In 1933 it was suggested to Meier that he might apply for the post of headmaster of Bedales, following the decision by the Founder, J H Badley, to step down after 40 years as head. He was eventually appointed and took up the post in Autumn 1935. The difficult years of the Second World War left him exhausted, and in the spring of 1945, just as the war in Europe was coming to an end, he fell ill with pneumonia. Though he made a rapid recovery, thanks to the newly introduced drug M & B, he decided to retire from Bedales at the end of the following academic year. Writing of Meier's years of headship, HM Schools Inspector Roy Wake wrote: "There are people who have overlooked Freddy Meier, and not realised how considerable his achievement was. Twice over he rescued the school – restoring numbers and financial stability when he first came and again in piloting it through the years of the war".

In 1946 he joined the staff of London Institute of Education as head of the Physical Science Department. He was still working there when in 1954 he died suddenly from a blood clot following a prostate operation.

== Teaching methods and influence ==

Meier believed that physics should be taught not just through theoretical explanation but with practical, preferably hands-on, experiments that demonstrated in a simple and direct way the principles involved. But the necessary apparatus, if available at all, was often expensive and sometimes too delicate for students to use themselves. Meier set about designing and then making his own apparatus, using a variety of cheap readily-available materials and a good deal of ingenuity. He recycled long before it was fashionable to do so. His ideas were already well developed by the time he left Rugby. At Bedales the duties of headmaster left him little time for teaching, though he was able to teach a small 6th form physics class, but he spent what time he could, particularly in the school holidays, further developing teaching apparatus. He became well known in the Science Masters' Association (S.M.A.), of which he was a keen and active member, for his enthusiasm and skill in pursuing this aspect of physics teaching.

At the Institute of Education he had full scope for further developing his ideas and bringing them to a wider audience. In the academic year 1948–49, for example, he gave a presidential address at the Royal Institute to the London Association of Science Teachers, gave two series of lectures for Kent Science teachers and two lectures to the S.M.A., all the lectures being illustrated with experiments, and arranged three exhibitions of apparatus and experiments.

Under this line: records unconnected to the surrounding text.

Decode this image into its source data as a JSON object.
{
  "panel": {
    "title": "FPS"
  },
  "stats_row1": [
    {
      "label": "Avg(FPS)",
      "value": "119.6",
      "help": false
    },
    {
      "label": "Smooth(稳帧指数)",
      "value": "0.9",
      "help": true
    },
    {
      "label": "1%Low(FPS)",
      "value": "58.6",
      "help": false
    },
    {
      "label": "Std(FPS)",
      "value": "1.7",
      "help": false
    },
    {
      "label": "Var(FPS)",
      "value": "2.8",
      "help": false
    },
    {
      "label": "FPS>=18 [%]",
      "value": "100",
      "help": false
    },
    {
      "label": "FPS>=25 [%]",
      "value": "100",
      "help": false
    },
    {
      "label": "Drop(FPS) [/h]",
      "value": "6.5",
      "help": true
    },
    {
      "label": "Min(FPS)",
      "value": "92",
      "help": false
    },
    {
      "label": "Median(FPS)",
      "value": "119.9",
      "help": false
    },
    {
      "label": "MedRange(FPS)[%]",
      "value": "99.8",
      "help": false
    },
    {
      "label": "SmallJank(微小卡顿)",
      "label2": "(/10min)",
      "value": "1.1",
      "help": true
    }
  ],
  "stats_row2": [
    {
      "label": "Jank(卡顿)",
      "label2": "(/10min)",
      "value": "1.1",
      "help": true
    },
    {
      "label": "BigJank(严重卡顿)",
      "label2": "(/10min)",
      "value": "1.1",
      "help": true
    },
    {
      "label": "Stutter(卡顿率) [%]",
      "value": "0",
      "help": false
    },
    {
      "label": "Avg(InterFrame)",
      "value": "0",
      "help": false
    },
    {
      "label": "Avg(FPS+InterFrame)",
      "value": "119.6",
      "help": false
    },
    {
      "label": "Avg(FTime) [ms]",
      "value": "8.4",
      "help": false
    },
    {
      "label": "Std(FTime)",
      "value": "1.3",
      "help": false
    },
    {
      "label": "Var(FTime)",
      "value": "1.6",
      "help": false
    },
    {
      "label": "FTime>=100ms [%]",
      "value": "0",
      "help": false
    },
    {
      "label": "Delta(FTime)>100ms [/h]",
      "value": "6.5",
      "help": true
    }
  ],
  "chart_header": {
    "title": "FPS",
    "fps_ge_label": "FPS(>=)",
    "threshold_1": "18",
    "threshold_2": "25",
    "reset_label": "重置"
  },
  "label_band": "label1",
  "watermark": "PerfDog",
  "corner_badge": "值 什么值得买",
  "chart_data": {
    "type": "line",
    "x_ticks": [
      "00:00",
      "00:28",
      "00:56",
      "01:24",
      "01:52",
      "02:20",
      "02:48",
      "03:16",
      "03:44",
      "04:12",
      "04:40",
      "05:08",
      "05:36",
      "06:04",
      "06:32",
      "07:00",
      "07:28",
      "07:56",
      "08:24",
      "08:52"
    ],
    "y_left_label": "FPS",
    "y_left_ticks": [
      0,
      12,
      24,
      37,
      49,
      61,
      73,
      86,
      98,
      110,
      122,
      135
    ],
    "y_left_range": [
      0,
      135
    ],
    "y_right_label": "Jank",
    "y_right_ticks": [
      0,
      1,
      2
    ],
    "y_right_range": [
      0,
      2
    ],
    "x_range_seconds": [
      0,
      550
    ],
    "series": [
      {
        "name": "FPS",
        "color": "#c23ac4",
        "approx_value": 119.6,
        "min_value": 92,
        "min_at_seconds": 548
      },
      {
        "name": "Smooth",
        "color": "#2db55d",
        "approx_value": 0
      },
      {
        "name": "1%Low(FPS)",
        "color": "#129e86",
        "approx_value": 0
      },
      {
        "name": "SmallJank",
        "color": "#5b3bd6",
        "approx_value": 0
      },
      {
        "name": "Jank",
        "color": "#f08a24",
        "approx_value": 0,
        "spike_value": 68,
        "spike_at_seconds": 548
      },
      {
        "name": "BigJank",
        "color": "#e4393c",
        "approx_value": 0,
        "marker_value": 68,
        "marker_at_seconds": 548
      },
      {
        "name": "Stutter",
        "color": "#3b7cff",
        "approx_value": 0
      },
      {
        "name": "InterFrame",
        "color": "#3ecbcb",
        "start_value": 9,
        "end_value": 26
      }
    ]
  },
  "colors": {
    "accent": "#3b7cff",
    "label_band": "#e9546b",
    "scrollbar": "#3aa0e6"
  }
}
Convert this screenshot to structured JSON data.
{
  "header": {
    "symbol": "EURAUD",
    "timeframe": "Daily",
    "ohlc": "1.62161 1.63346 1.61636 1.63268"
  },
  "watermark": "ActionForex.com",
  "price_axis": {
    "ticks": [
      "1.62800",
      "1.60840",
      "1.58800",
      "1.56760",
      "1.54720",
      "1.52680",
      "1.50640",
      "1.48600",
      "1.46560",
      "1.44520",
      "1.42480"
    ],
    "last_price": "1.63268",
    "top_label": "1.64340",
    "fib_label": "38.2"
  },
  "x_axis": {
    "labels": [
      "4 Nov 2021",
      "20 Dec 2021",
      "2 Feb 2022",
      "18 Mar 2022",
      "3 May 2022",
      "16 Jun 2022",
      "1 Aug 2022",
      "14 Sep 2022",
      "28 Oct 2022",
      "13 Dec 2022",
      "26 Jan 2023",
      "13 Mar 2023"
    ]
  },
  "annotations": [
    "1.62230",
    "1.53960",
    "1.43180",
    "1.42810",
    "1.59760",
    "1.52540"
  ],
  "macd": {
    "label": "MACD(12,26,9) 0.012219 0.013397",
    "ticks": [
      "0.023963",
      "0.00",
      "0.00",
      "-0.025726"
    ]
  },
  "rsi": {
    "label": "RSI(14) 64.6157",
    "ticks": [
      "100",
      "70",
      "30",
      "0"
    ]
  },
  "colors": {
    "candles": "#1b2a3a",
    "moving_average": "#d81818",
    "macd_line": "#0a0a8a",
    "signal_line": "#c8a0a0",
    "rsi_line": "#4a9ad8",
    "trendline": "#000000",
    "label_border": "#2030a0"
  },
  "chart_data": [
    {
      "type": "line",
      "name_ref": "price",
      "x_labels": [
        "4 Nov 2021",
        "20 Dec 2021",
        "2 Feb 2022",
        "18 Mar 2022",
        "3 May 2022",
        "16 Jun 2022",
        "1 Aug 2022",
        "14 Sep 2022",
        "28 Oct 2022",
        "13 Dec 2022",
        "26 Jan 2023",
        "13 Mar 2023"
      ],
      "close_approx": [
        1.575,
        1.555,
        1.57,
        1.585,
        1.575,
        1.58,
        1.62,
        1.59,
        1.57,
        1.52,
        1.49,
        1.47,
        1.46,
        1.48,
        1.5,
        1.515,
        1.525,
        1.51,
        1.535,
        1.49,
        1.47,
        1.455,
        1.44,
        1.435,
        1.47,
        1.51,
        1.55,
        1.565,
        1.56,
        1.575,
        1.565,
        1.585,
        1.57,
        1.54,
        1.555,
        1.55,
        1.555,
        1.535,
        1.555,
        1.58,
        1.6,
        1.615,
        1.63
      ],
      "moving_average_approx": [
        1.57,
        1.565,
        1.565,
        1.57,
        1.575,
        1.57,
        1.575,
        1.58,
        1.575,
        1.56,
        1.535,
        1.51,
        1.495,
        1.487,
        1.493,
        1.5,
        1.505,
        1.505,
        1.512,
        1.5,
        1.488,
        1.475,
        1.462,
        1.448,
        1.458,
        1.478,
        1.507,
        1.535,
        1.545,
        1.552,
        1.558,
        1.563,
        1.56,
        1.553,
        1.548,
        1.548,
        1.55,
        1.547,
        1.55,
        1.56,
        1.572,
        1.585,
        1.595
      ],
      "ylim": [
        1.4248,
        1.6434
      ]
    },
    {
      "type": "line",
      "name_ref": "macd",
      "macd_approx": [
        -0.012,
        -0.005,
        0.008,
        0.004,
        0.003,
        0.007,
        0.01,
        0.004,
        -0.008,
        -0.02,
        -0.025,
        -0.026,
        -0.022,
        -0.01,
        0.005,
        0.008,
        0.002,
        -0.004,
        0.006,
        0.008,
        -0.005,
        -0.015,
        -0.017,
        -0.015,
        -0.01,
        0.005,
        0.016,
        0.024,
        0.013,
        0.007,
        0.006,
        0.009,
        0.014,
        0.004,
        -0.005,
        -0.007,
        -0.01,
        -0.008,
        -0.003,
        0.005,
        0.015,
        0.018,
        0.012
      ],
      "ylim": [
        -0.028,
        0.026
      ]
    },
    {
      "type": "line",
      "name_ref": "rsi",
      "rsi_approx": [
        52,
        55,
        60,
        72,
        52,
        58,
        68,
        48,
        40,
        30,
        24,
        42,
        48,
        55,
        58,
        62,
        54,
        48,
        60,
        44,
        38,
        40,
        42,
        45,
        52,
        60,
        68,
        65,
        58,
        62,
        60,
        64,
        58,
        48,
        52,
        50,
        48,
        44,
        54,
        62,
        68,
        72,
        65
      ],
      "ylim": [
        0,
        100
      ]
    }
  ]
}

In 1951 he was invited to join a sub-committee of the S.M.A. which was looking into the feasibility of making it possible to use a particular M.K.S system in school science teaching. The sub-committee's report, which was published in 1954 under the title The Teaching of Electricity with special reference to the use of M.K.S units, included a large section on experiments and the making of the necessary apparatus. In his preface, the chairman of the sub-committee wrote:
"Above all we owe a great debt of gratitude to the late F.A.Meier, who was responsible for the lion's share of the experiments in this Report. His enthusiasm and boundless energy have brought within the scope of every school laboratory experiments (such as the Lorenz determination) which, although fundamental to the understanding of electricity, had previously been regarded as the perquisite of institutions such as the National Physical Laboratory. For him, a difficulty was merely a challenge, something to be overcome".

Meier's early engineering training and personal DIY skills meant he was well equipped to practise what he preached. But one criticism sometimes levelled at this approach was that not every physics teacher, however sympathetic to his ideas, could be expected to have the necessary handyman skills to carry them out. However, his influence was considerable, and though he died some years before the Nuffield Foundation set up the Nuffield Science Teaching Project in 1962 with the object of modernising education in schools, their emphasis on the need for students to experience science themselves through practical work rather than just reading about it clearly built on his ideas, and a number of his experiments were incorporated into their proposed syllabus.